LONDON (Reuters) - Rebekah Brooks, the former head of Rupert Murdoch’s British newspaper business, exchanged banter with rival editor Piers Morgan at a dinner party in 2003 about hacking each others’ phone messages, a court heard on Thursday.
The conversation between the then editor of the Sun and former Daily Mirror editor Morgan - now hosting his own TV chat show in the United States - took place at a steak restaurant in south London, according to witness Ambi Sitham.
Sitham told the Old Bailey court the two editors had been discussing each other’s upcoming front pages at the restaurant.
She said Morgan had said to Brooks: “I already know what your cover is because I’ve been listening to your messages.”
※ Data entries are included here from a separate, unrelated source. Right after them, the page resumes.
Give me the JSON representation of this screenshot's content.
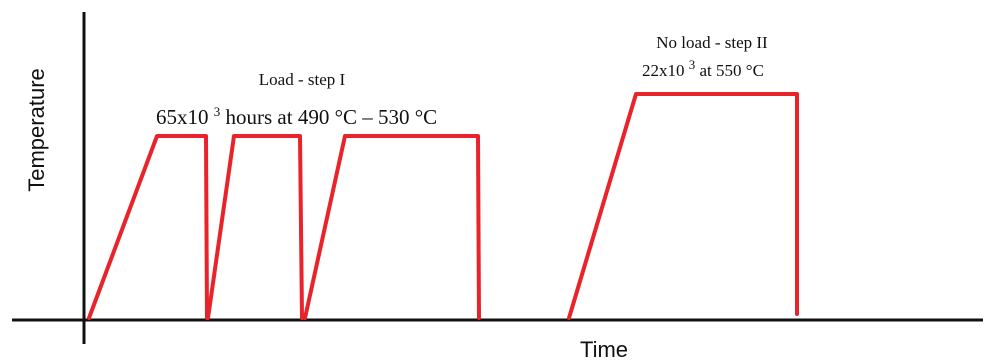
{
  "axes": {
    "x_label": "Time",
    "y_label": "Temperature"
  },
  "annotations": {
    "step1_title": "Load - step I",
    "step1_detail_prefix": "65x10",
    "step1_detail_sup": "3",
    "step1_detail_suffix": " hours at 490 °C – 530 °C",
    "step2_title": "No load - step II",
    "step2_detail_prefix": "22x10",
    "step2_detail_sup": "3",
    "step2_detail_suffix": " at 550 °C"
  },
  "colors": {
    "profile": "#e8232a",
    "axis": "#111111"
  }
}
The witness said Brooks replied: “Been hacking into my phone again have you, Piers?”
Morgan then said: “Well you’ve been looking at my emails,” Sitham added.
Sitham, a former solicitor, said that when she offered her number to Brooks later in the evening, Morgan turned to her and said: “Careful - she’ll tap your phone.”
Former Murdoch confidante Brooks is on trial along with seven other defendants, accused of an array of offences including conspiracy to hack phones and two counts of conspiracy to commit misconduct in a public office. She denies all offences.
Brooks, known as Rebekah Wade prior to her second marriage in 2009, was editor of the now-defunct Sunday tabloid News of the World, then of its sister daily paper the Sun, before rising to be chief executive of News International, the British newspaper arm of Murdoch’s News Corp empire.
Sitham, speaking by videolink from the United States, said she was at the restaurant with her boyfriend to celebrate the birthday of another former News of the World editor, Andy Coulson, who is also a defendant in the trial.
Morgan, who faces no charges, has denied knowledge of phone hacking at his newspaper.